Brian had a great point during the chat about this malware. The target isn’t the end users of applications, the target is the developers using open source. That’s not really something I had thought about before now. We like to think about attacks on end users, not on developers. Developers exist in a space that many of our tools aren’t designed to work with.
The attacks happen the instant a dev installs a malicious package. Brian called it a “smash and grab”. The dev installs the package, the payload is delivered, and whatever data the attackers exfiltrated is gone."
We pick on NPM, a lot
The data shows the vast majority of attacks are coming from NPM. We pick on them quite a bit. There’s a lot to unwind in why NPM though. Firstly, it’s the biggest ecosystem by a wide margin. It’s the classic “why do you rob banks? It’s where the money is”. There are some things NPM does by default that also makes it easier to attack. It’s very very easy to add a package to NPM, you basically just sign up for an account and you’re done. There are no namespaces (this is an often argued topic though). NPM packages can execute scripts on install which is basically remote code execution, and NPM love to upgrade packages aggressively by default.
It’s easy to claim all these things are shortcomings in NPM, but it’s just as likely many of these are the reasons NPM is so popular. Regardless of what is good or bad, this is an ecosystem problem, and the ecosystems are where the solutions should exist. It should also be said that the ecosystems are grossly underfunded. It’s complicated.
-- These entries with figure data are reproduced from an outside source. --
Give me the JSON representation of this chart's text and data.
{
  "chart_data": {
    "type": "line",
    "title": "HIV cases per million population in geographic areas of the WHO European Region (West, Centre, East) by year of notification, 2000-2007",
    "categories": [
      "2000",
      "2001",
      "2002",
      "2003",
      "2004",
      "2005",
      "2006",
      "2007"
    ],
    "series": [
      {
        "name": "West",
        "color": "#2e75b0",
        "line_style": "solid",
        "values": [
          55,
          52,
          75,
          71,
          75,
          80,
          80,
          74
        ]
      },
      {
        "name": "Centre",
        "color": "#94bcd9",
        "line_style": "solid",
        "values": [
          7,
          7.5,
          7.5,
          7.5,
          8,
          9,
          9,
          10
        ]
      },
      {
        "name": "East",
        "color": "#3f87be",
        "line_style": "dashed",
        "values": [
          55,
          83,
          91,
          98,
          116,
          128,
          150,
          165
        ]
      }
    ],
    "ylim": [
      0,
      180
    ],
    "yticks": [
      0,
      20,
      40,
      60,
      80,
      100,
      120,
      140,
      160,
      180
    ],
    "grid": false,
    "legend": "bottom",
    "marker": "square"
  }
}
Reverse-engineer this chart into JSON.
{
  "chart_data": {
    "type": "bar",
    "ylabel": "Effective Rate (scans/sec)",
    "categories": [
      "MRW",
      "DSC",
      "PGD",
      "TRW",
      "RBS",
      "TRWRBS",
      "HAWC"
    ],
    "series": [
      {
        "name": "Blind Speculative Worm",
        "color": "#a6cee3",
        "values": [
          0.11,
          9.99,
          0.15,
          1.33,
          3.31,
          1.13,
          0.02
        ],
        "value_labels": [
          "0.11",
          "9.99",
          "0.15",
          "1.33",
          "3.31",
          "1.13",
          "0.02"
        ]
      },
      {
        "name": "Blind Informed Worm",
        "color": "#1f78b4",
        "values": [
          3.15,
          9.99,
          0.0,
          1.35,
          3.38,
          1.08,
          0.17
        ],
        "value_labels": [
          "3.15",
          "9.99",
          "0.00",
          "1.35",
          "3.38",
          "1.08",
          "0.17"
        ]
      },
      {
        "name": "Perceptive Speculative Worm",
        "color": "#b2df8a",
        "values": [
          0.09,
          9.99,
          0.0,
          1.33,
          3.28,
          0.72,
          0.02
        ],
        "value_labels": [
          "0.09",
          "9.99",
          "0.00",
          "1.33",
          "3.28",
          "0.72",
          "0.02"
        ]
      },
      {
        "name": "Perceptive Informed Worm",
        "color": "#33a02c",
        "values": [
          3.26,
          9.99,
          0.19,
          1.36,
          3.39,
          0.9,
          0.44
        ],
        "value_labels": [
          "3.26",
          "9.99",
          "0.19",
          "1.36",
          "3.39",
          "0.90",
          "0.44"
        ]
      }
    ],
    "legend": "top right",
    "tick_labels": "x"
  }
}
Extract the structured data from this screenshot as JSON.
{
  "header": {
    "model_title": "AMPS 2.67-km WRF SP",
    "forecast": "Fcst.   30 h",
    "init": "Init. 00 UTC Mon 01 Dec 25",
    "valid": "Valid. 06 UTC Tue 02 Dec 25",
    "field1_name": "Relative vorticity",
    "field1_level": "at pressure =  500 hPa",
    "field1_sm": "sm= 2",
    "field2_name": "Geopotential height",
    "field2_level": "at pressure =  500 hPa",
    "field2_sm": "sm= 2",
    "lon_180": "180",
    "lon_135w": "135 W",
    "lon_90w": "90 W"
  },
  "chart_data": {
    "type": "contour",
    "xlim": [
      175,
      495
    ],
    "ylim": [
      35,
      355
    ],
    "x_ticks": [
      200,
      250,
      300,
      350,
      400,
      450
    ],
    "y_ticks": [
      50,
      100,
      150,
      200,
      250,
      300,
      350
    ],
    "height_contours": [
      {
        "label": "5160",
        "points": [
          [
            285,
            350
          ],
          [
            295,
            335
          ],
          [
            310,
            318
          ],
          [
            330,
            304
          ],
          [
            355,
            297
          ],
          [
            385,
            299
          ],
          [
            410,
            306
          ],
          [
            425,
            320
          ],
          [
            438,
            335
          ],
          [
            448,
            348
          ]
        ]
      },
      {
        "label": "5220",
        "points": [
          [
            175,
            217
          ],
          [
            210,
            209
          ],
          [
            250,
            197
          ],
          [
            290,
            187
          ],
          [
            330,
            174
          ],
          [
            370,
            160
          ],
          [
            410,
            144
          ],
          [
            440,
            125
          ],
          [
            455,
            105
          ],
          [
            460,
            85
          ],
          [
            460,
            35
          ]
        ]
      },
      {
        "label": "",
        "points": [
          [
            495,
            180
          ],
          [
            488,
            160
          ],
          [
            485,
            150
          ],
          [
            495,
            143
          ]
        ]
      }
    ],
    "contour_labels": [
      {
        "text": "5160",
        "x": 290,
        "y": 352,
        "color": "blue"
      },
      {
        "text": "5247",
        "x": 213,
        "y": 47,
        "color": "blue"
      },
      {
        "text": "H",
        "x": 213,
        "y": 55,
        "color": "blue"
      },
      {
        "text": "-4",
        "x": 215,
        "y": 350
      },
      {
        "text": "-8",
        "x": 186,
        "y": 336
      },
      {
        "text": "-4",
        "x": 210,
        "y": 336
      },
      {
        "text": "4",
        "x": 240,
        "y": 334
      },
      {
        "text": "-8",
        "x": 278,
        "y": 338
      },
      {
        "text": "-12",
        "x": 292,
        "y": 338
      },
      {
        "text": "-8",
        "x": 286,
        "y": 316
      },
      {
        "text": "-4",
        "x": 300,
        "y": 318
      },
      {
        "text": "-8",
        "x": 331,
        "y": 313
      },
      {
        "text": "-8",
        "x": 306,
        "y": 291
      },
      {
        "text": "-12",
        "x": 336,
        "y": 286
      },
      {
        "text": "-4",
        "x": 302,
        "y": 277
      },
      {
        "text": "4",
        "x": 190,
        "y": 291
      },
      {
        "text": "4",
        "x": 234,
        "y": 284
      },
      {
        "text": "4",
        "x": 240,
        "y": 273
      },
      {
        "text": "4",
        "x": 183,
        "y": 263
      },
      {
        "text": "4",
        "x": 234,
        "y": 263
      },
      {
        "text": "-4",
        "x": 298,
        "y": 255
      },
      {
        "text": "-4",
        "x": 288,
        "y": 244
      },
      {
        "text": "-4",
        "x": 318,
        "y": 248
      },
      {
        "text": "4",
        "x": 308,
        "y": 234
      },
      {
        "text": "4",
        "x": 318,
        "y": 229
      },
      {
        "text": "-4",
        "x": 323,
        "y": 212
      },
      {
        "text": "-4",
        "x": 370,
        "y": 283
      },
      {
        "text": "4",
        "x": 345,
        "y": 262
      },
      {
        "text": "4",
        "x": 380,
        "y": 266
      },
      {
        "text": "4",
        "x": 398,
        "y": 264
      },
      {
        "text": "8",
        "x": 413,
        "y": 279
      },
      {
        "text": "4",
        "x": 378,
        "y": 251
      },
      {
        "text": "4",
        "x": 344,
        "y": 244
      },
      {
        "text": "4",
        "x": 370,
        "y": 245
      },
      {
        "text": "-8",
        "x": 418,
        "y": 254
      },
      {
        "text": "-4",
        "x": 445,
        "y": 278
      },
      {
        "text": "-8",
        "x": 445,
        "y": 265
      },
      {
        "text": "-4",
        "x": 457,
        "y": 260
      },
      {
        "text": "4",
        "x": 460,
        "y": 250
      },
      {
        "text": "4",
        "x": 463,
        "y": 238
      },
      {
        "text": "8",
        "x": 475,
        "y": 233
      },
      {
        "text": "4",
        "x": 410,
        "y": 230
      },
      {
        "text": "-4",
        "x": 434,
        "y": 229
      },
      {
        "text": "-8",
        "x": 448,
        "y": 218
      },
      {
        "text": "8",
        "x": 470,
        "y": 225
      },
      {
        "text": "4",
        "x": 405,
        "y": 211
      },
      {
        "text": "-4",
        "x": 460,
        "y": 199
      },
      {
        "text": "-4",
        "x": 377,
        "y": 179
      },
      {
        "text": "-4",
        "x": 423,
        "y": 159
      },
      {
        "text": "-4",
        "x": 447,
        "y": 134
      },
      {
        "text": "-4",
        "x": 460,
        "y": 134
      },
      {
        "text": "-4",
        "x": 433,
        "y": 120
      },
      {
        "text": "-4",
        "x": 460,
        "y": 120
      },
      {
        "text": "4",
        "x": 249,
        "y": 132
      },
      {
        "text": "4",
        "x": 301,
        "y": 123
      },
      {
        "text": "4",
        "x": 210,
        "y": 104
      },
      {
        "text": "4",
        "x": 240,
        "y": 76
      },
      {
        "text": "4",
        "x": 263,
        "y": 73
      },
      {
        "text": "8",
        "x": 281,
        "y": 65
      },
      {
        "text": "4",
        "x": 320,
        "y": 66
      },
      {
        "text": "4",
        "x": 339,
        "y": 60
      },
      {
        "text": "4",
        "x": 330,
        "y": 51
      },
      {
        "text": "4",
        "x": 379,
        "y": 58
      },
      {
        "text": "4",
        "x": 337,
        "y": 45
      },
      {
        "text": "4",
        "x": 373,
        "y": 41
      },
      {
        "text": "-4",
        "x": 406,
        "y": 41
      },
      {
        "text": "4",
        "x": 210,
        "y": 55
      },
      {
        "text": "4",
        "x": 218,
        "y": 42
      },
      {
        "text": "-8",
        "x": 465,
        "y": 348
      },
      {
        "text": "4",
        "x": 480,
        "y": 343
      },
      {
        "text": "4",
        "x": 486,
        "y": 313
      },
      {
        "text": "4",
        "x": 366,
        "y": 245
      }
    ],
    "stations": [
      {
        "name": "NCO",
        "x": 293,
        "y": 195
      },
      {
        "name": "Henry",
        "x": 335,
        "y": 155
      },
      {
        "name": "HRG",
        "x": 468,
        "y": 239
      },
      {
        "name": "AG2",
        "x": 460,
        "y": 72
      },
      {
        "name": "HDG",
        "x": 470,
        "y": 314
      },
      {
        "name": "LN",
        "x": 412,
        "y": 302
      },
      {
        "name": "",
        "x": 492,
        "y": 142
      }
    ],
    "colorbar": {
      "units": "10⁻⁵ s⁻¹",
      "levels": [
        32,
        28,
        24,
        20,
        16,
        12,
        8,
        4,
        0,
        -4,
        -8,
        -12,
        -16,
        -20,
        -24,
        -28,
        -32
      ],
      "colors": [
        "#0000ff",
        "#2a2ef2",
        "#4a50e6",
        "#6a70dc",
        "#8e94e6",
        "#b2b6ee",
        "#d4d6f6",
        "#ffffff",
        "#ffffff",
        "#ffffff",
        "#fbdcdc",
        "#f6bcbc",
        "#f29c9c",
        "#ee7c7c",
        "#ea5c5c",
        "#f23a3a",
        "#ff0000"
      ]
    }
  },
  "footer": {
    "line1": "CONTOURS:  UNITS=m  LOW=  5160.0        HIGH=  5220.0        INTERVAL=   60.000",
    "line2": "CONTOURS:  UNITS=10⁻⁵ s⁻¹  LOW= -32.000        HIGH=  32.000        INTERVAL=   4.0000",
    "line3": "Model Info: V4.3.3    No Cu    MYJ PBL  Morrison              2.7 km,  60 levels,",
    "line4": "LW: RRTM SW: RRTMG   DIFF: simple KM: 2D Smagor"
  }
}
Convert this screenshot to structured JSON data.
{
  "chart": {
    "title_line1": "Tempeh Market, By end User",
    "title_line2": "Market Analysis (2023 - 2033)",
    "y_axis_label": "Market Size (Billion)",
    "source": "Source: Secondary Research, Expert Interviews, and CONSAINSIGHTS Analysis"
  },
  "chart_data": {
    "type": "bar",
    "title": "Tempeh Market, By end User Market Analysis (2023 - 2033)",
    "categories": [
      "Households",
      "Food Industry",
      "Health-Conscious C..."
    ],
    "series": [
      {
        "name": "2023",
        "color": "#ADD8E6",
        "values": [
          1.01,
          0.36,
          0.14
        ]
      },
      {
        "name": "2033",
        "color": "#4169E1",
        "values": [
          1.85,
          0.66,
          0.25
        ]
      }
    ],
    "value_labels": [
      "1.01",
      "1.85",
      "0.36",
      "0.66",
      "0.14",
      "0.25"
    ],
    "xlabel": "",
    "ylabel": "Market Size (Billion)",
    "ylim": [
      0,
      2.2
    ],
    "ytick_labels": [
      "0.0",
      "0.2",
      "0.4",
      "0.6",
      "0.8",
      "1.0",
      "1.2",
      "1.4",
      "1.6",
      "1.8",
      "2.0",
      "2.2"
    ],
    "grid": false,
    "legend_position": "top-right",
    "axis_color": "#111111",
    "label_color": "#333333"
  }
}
We do touch on how Maven Central stack up in this context during the chat. Maven Central is where all the Java developers get their packages from. Maven does a bunch of things different and isn’t attacked nearly as much. Some of this is no doubt due to a higher barrier of entry, but we should keep in mind Maven is also several magnitudes smaller than NPM, so there is a numbers game to play.
Watching the behavior
One of my first questions for Brian was how they knew the packages were malicious. 820,000 isn’t a number you can vet with humans, it has to be robots doing the work. The way Sonatype does this is very clever I thought.
Brian compares their detection strategy to the evolution of credit card fraud prevention: Modern fraud detection looks for behavioral anomalies – like suddenly buying 15 TVs in another part of the country.
It’s not always possible to know what “normal” open source development looks like, but we can know what abnormal open source development looks like. For example, a project suddenly appearing with version number 1000, or a popular package unexpectedly depending on an obscure new library.
Apparently this detection picked up Alex Birsan’s famous “dependency confusion” attack six months before it became public knowledge, because his behavior deviated from normal development patterns.
New things are hard
During the chat Brian explained how security teams often respond to this threat. They like to talk about vulnerability management and scanning tools. But the thing is, developers are working in a space before these tools kick in. Even if we try to use a package repository to know what a developer is using, they can still download things to their machine. It’s a really hard problem.
Many of these components aren’t real component, so they won’t work, then the developer will realize their mistake, fix it, and it’s too late.
How does it get better?
An important part of this conversation was that we don’t really know how to fix this problem. The reality is the attackers have an incentive to create this malware, but the defenders don’t seem to have enough incentive to fix it properly. The repositories themselves suffer little when malware is uploaded, and we just keep using those repositories because it’s where the open source we need lives.
The open source world we’ve built runs on trust. Maybe that trust isn’t as strong as we want to believe. But the reality is, trust it or not, open source is here to stay.